Saturday, May 9, 2009
I want Nimedez & I to be okay.
All these relationship problems are making me want to just go to bed and never wakeup. I want tuttimelon. Take me!! Ugh, i hate it when my momma always depreciate me she always does it when I'm not in the mood. Every fucking time I'm going through some bullshit she says something to me and make me feel worse. FML. & stupid songs on my ipod making shit worse right now. I've been eating SOO much lately and at night i don't even have anyone to make me smile before i drift off to bed. All i have now is fucking pho. I don't like this. It's like I've been sad all month cos if you haven't noticed, my blogs lately are emo as fuck and i cant even stop cursing. I'm tired of faking being happy cause its not fun. I just want to sleep. You know what's sad? I ate 4 icecream drumsticks, drank 5 packs of some little sweet drinks, 2 bowls of meat, 3 bowls of noodles and a bowl of veggies + tofu. It feels like summer 08 when i got dumped. All i did that whole summer was vent to the foods in the fridge.
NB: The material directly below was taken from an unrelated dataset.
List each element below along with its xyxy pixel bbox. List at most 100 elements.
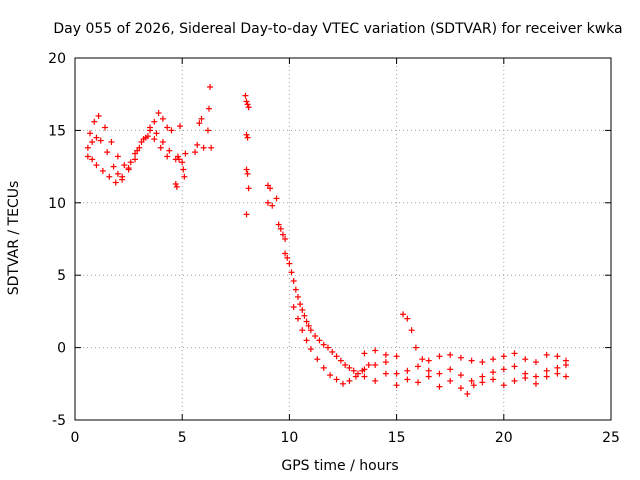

I ate alll summer nonstop bowl after bowl just over one boy. But this time its worse.. You don't even know how much i was into him. Then some rumors and bullshit started going on and we stopped. & now I'm here gaining fucking weight like i knew it was going to happen. I want my body back, where i didn't call myself fat and when I'd be comfortable in a bikini but look at me now. I have to change outfits just to hide my tummy. HOW FUCKING SAD IS THAT! There's a new monster in town and it's Yvonne Hoang.